Remote sensing devices have been used for decades to measure gaseous emissions from individual vehicles at the roadside. Systems have also been developed that entrain diluted exhaust and can also measure particulate matter (PM) emissions. In 2015, the California Air Resources Board (CARB) reported that 8% of in-field diesel particulate filters (DPF) on heavy-duty (HD) vehicles were malfunctioning and emitted about 70% of total diesel PM emissions from the DPF-equipped fleet. A new high-emitter problem in the heavy-duty vehicle fleet had emerged. Roadside exhaust plume measurements reflect a snapshot of real-world operation, typically lasting several seconds. In order to relate roadside plume measurements to laboratory emission tests, we analyzed carbon dioxide (CO₂), oxides of nitrogen (NO_X), and PM emissions collected from four HD vehicles during several driving cycles on a chassis dynamometer. We examined the fuel-based emission factors corresponding to possible exceedances of emission standards as a function of vehicle power. Our analysis suggests that a typical HD vehicle will exceed the model year (MY) 2010 emission standards (of 0.2 g NO_X/bhp-hr and 0.01 g PM/bhp-hr) by three times when fuel-based emission factors are 9.3 g NO_X/kg fuel and 0.11 g PM/kg using the roadside plume measurement approach. Reported limits correspond to 99% confidence levels, which were calculated using the detection uncertainty of emissions analyzers, accuracy of vehicle power calculations, and actual emissions variability of fixed operational parameters. The PM threshold was determined for acceleration events between 0.47 and 1.4 mph/sec only, and the NO_X threshold was derived from measurements where after-treatment temperature was above 200°C. Anticipating a growing interest in real-world driving emissions, widespread implementation of roadside exhaust plume measurements as a compliment to in-use vehicle programs may benefit from expanding this analysis to a larger sample of in-use HD vehicles.

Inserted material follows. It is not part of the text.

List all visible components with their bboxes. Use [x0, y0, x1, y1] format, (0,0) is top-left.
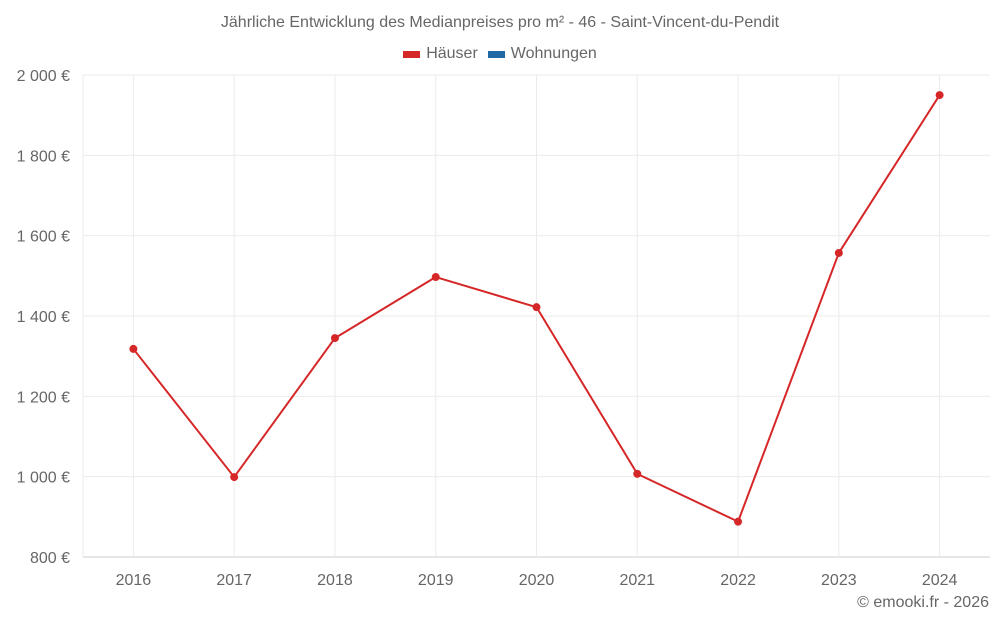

Implications: Regulatory agencies, civil society, and the public at large have a growing interest in vehicle emission compliance in the real world. Leveraging roadside plume measurements to identify vehicles with malfunctioning emission control systems is emerging as a viable new and useful method to assess in-use performance. This work proposes fuel-based emission factor thresholds for PM and NOx that signify exceedances of emission standards on a work-specific basis by analyzing real-time emissions in the laboratory. These thresholds could be used to prescreen vehicles before roadside enforcement inspection or other inquiry, enhance and further develop emission inventories, and potentially develop new requirements for heavy-duty inspection and maintenance (I/M) programs, including but not limited to identifying vehicles for further testing.